ICBF Conference: The WHPR programme and its future
Pedigree breeders who part take in the Whole Herd Performance Recording (WHPR) programme voluntarily get their herds independently assessed by the Irish Cattle Breeding Federation (ICBF).
All calves, heifers, bulls and cows are weighed and inspected; herds also receive checks from the ICBF to validate the herd’s data.
The programme aims to provide the most up-to-date and accurate information available to farmers. The more pedigree breeders that get their herd performance recorded, the more accurate the €uro-Star system becomes for all farmers.
Speaking at the ICBF Conference in Athlone recently, the ICBF’s Pat Donnellan outlined the programme’s objectives and challenges, and highlighted some of the future plans.
“In Ireland, there are a couple of things that are really unique. There are small herd sizes, so therefore, we only have a small window of opportunity to get in there and record information on these beef pedigree animals.
“We only have a small window and if we don’t try to record as much as we can on the pedigree progeny of the pedigree bull, we’re not going to find out much about him.
“Animals may be culled due to docility or due to poor quality, or some bulls could be sold to the UK for breeding.

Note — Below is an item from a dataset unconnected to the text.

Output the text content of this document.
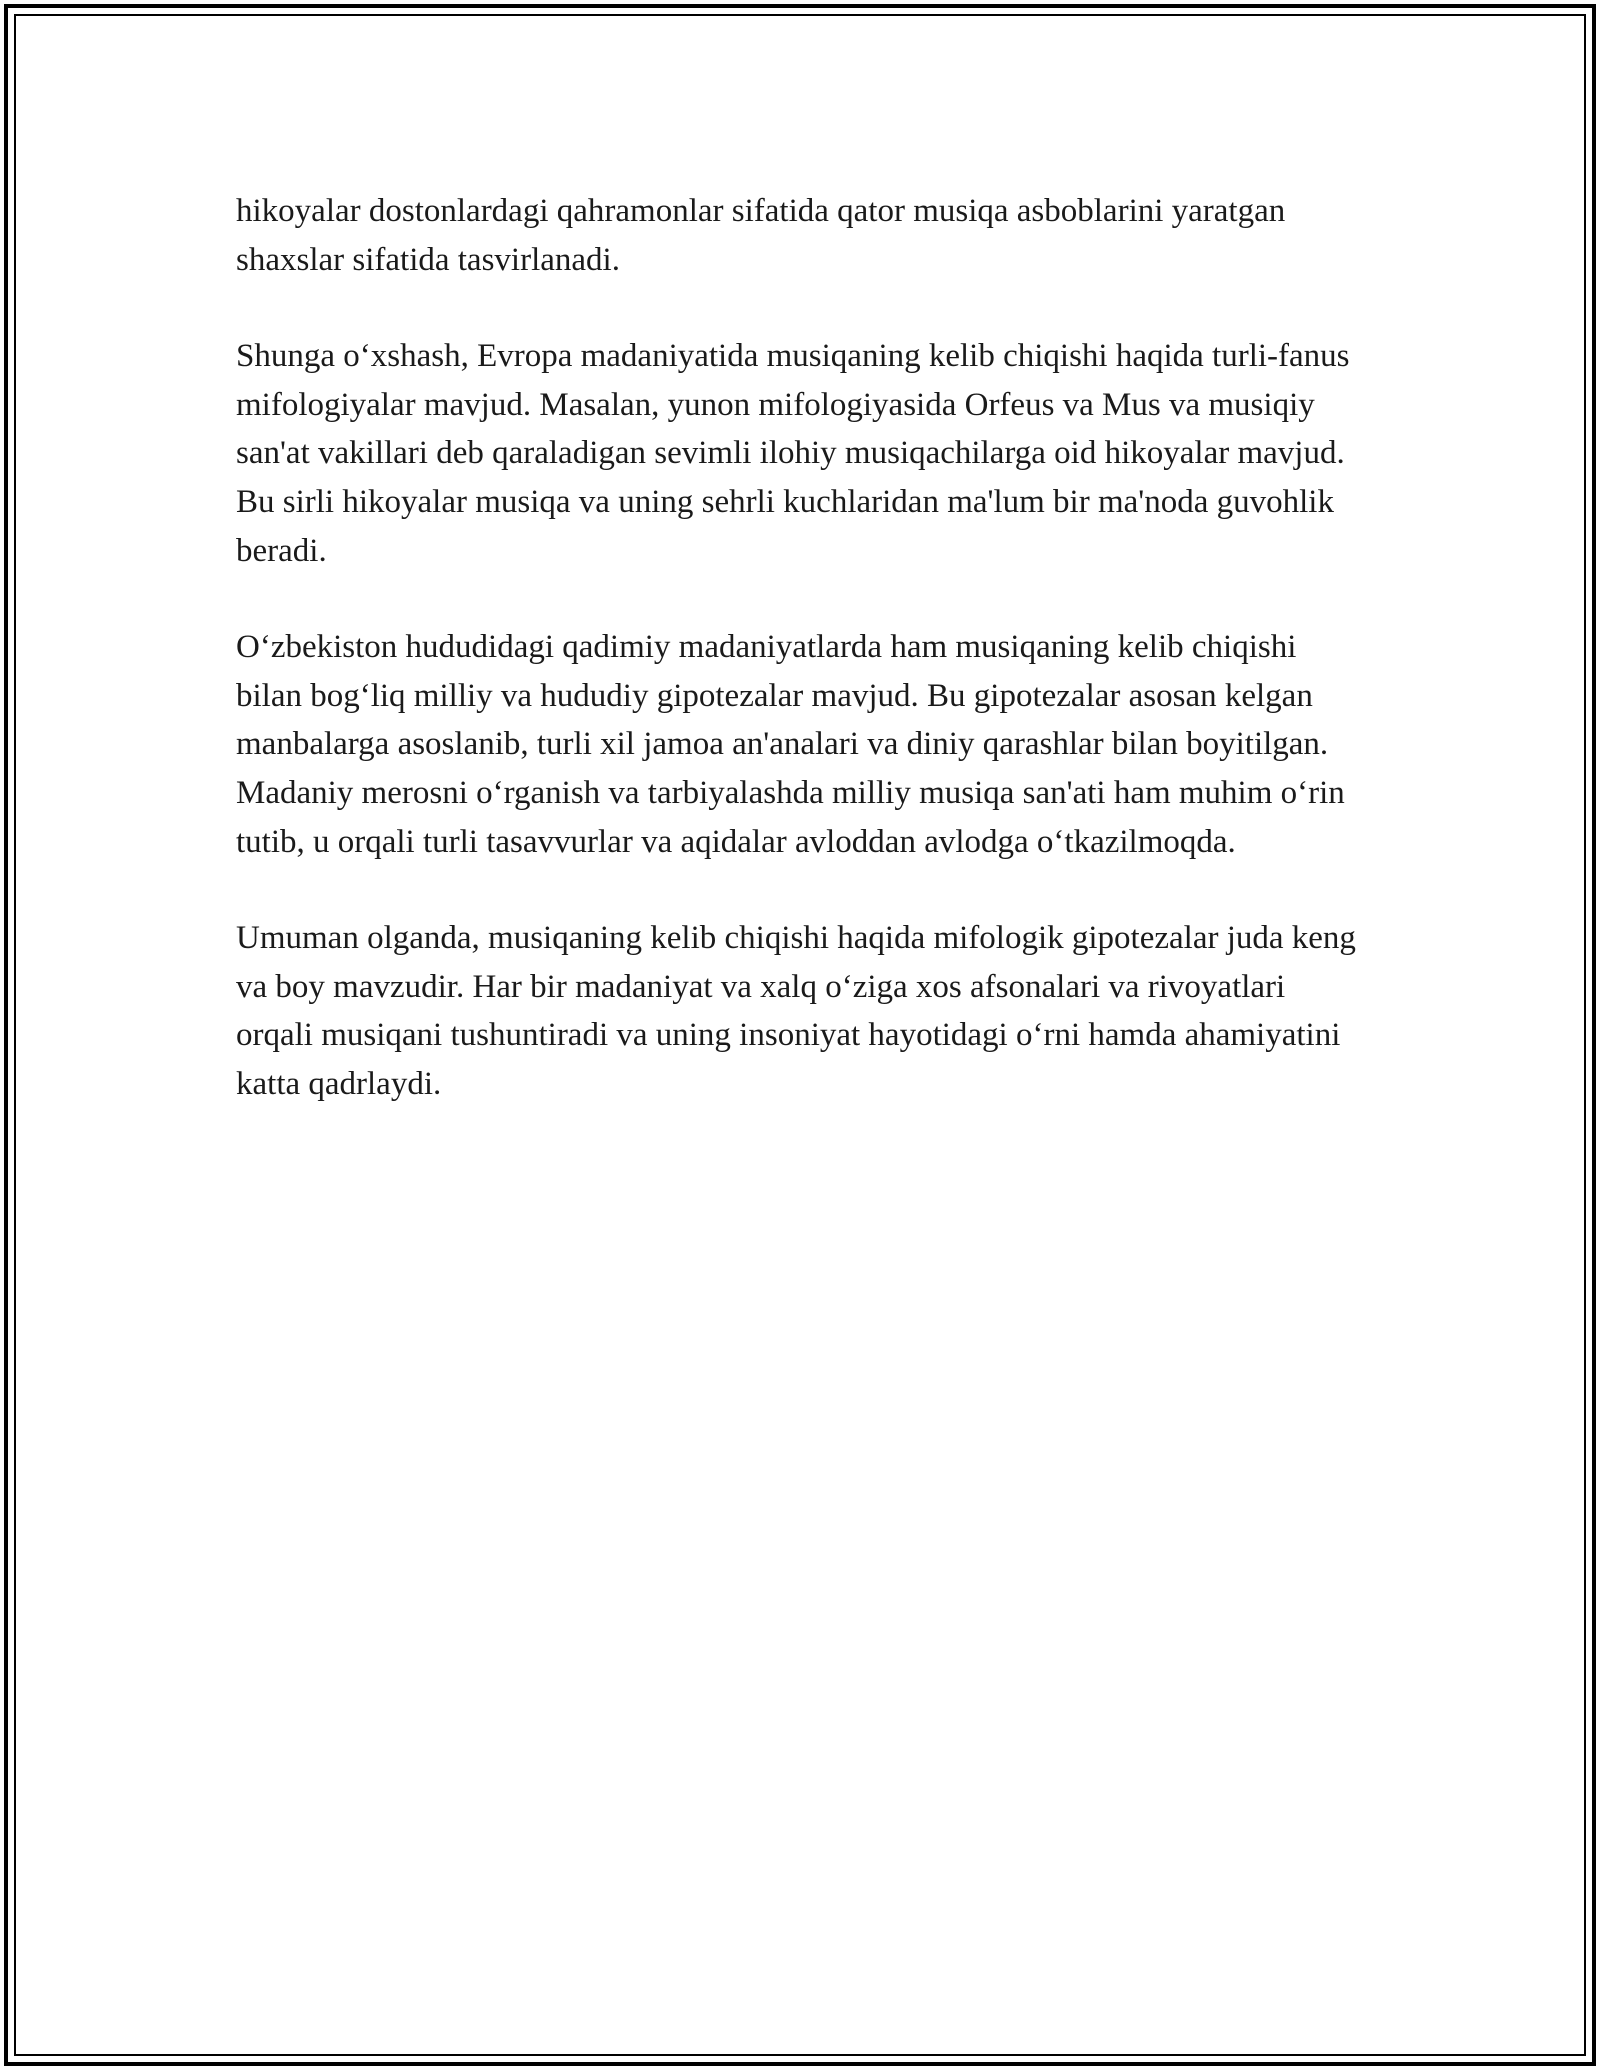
hikoyalar dostonlardagi qahramonlar sifatida qator musiqa asboblarini yaratgan shaxslar sifatida tasvirlanadi.

Shunga o‘xshash, Evropa madaniyatida musiqaning kelib chiqishi haqida turli-fanus mifologiyalar mavjud. Masalan, yunon mifologiyasida Orfeus va Mus va musiqiy san'at vakillari deb qaraladigan sevimli ilohiy musiqachilarga oid hikoyalar mavjud. Bu sirli hikoyalar musiqa va uning sehrli kuchlaridan ma'lum bir ma'noda guvohlik beradi.

O‘zbekiston hududidagi qadimiy madaniyatlarda ham musiqaning kelib chiqishi bilan bog‘liq milliy va hududiy gipotezalar mavjud. Bu gipotezalar asosan kelgan manbalarga asoslanib, turli xil jamoa an'analari va diniy qarashlar bilan boyitilgan. Madaniy merosni o‘rganish va tarbiyalashda milliy musiqa san'ati ham muhim o‘rin tutib, u orqali turli tasavvurlar va aqidalar avloddan avlodga o‘tkazilmoqda.

Umuman olganda, musiqaning kelib chiqishi haqida mifologik gipotezalar juda keng va boy mavzudir. Har bir madaniyat va xalq o‘ziga xos afsonalari va rivoyatlari orqali musiqani tushuntiradi va uning insoniyat hayotidagi o‘rni hamda ahamiyatini katta qadrlaydi.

So, we need to get in there and get all the information and get accurate information.
“Accurate data is obviously what we are chasing from these pedigree herds. We need the data to be accurate as this is the bedrock that the commercial farmers are going to use,” he explained.
Once a farmer has voluntarily agreed to take part in the programme, all of the farmer’s young bulls are automatically put up for sale on the ICBF Stockbull Finder. This is an online bull sales section on the ICBF website, on which only bulls from WHPR herds will be included.

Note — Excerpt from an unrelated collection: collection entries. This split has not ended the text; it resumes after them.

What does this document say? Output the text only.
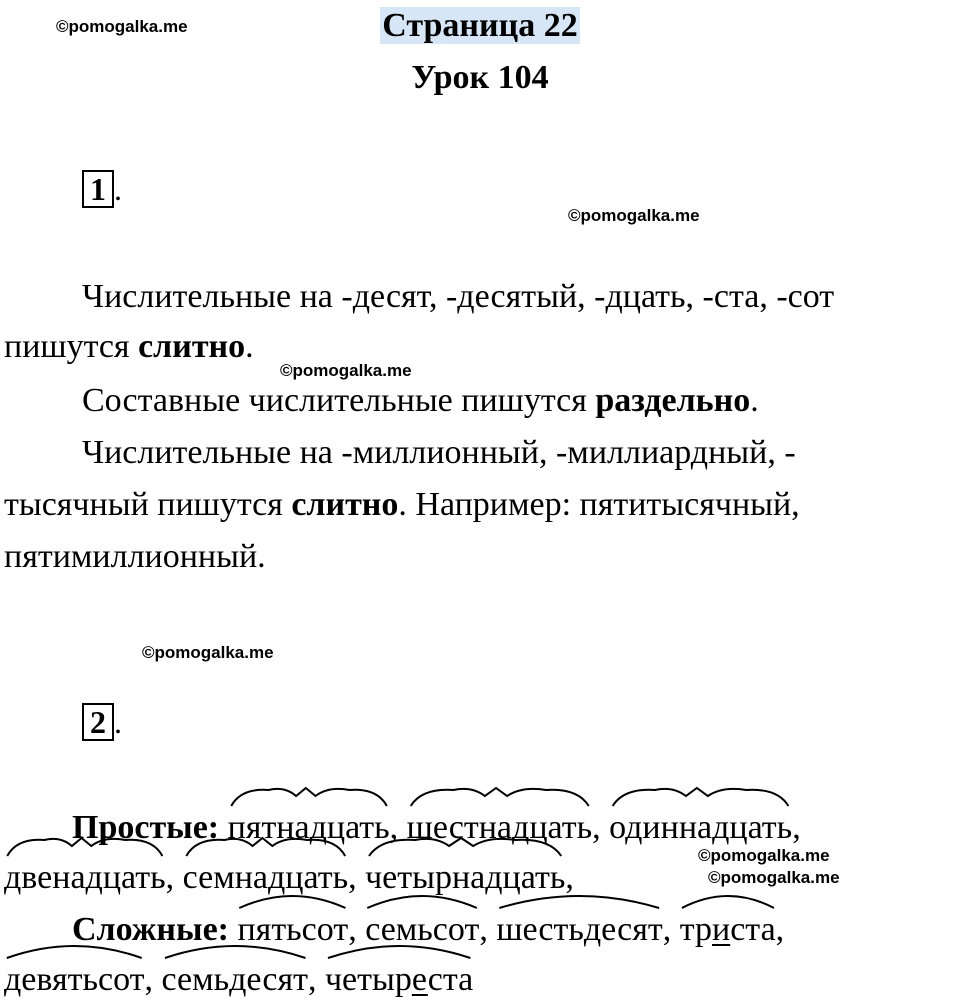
©pomogalka.me
©pomogalka.me
©pomogalka.me
©pomogalka.me
©pomogalka.me
©pomogalka.me
Страница 22
Урок 104
1 .
Числительные на -десят, -десятый, -дцать, -ста, -сот
пишутся слитно.
Составные числительные пишутся раздельно.
Числительные на -миллионный, -миллиардный, -
тысячный пишутся слитно. Например: пятитысячный,
пятимиллионный.
2 .
Простые: пятнадцать,
шестнадцать,
одиннадцать,
двенадцать,
семнадцать,
четырнадцать,
Сложные: пятьсот,
семьсот,
шестьдесят,
триста,
девятьсот,
семьдесят,
четыреста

On the website, a bull’s €uro-Star details will be displayed along with the breeder’s contact details and there is a facility for breeders to upload a photo of the bull.

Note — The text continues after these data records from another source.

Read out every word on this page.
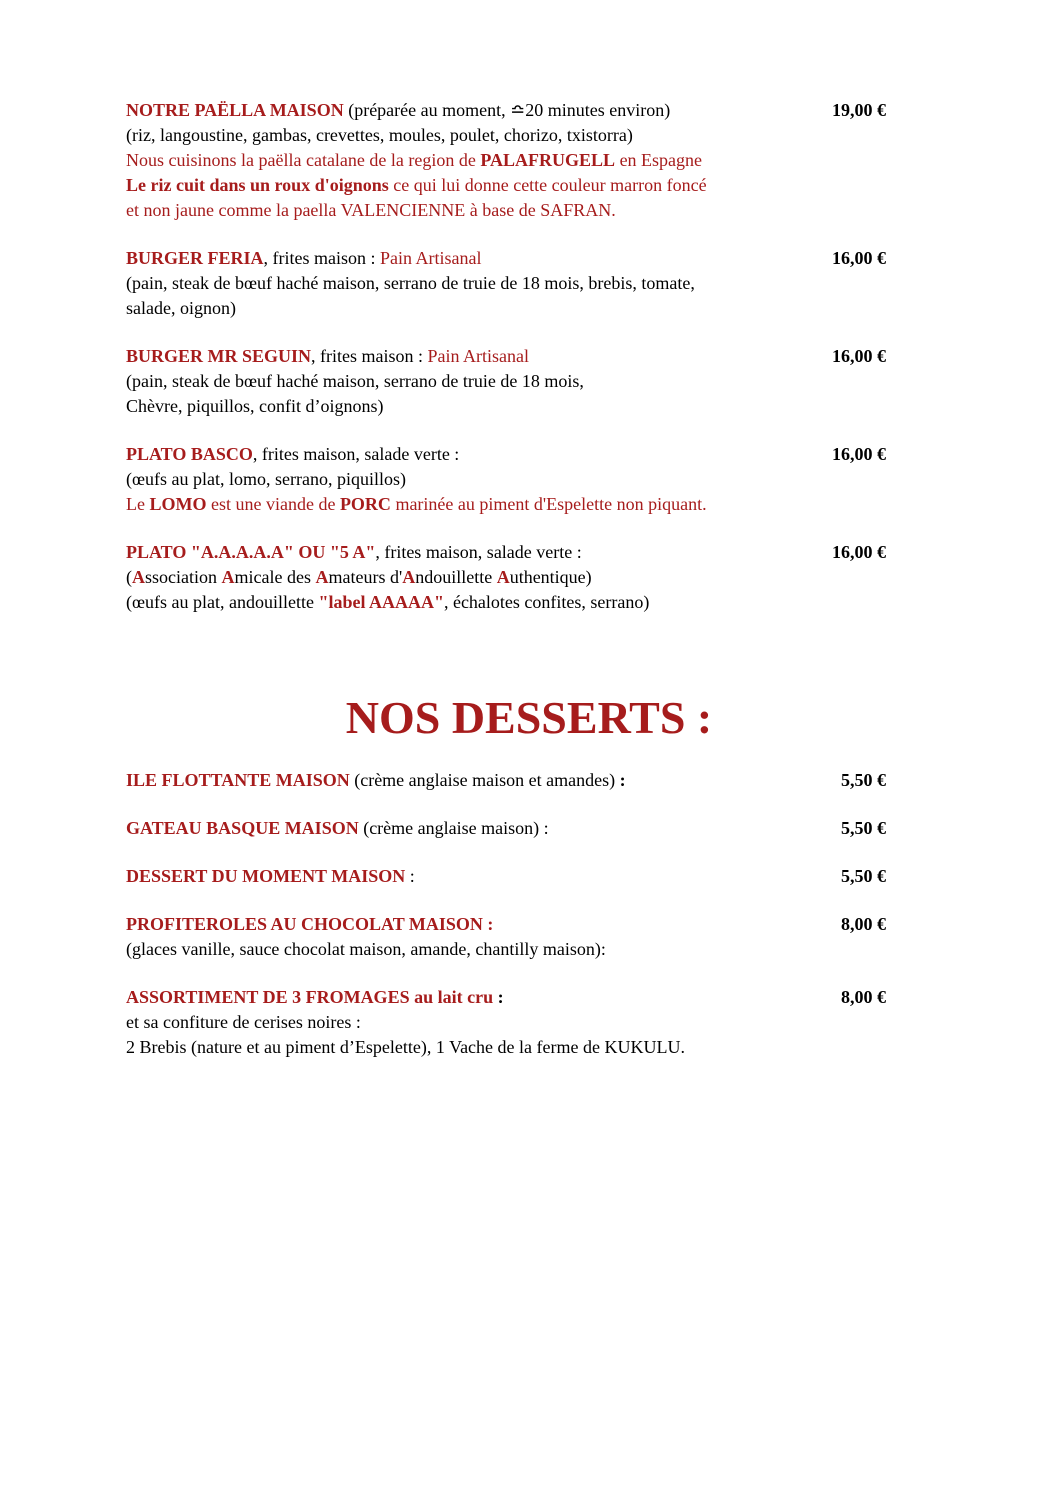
NOTRE PAËLLA MAISON (préparée au moment, ≏20 minutes environ)	19,00 €
(riz, langoustine, gambas, crevettes, moules, poulet, chorizo, txistorra)
Nous cuisinons la paëlla catalane de la region de PALAFRUGELL en Espagne
Le riz cuit dans un roux d'oignons ce qui lui donne cette couleur marron foncé
et non jaune comme la paella VALENCIENNE à base de SAFRAN.
BURGER FERIA, frites maison : Pain Artisanal	16,00 €
(pain, steak de bœuf haché maison, serrano de truie de 18 mois, brebis, tomate,
salade, oignon)
BURGER MR SEGUIN, frites maison : Pain Artisanal	16,00 €
(pain, steak de bœuf haché maison, serrano de truie de 18 mois,
Chèvre, piquillos, confit d’oignons)
PLATO BASCO, frites maison, salade verte :	16,00 €
(œufs au plat, lomo, serrano, piquillos)
Le LOMO est une viande de PORC marinée au piment d'Espelette non piquant.
PLATO "A.A.A.A.A" OU "5 A", frites maison, salade verte :	16,00 €
(Association Amicale des Amateurs d'Andouillette Authentique)
(œufs au plat, andouillette "label AAAAA", échalotes confites, serrano)
NOS DESSERTS :
ILE FLOTTANTE MAISON (crème anglaise maison et amandes) :	5,50 €
GATEAU BASQUE MAISON (crème anglaise maison) :	5,50 €
DESSERT DU MOMENT MAISON :	5,50 €
PROFITEROLES AU CHOCOLAT MAISON :	8,00 €
(glaces vanille, sauce chocolat maison, amande, chantilly maison):
ASSORTIMENT DE 3 FROMAGES au lait cru :	8,00 €
et sa confiture de cerises noires :
2 Brebis (nature et au piment d’Espelette), 1 Vache de la ferme de KUKULU.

“We need as many pedigree breeders in the programme as possible and we have to make the most of it,” Pat added.
“Another bit of data that is very scarce is cow weight data; this is crucial and this is why we are weighing cows in these WHPR herds.”
Pat outlined that 650-660 herds are involved in the programme. And, if you take that there are 1,600 beef pedigree herds, that amounts to 40%.
Continuing, he said: “Approximately 20% of the beef pedigree cows are in the WHPR. But, as a target we need to get up over 50%.
“The Beef Environmental Efficiency Pilot (BEEP) scheme has come at a crucial time for the WHPR and it could make a huge difference to raising these numbers as well. It will provide more awareness out there among breeders.”
Touching on the future, Pat outlined that driving on the success of the Stockbull Finder will be a priority. He also discussed a report that will indicate the progress of a herd.
“It will provide a little more detail and fill the breeder with more motivation after they have gone to the trouble of getting a visit done,” he explained.
He also noted the importance of genotyping. He said: “WHPR herds are genotyping, but there is room for improvement. We need to increase the number of genotyped animals in these herds; it is very important.
“I’ll do anything I can to promote this to breeders, so they can get rewards out of it and the breeder is absolutely key to the success of this programme,” he concluded.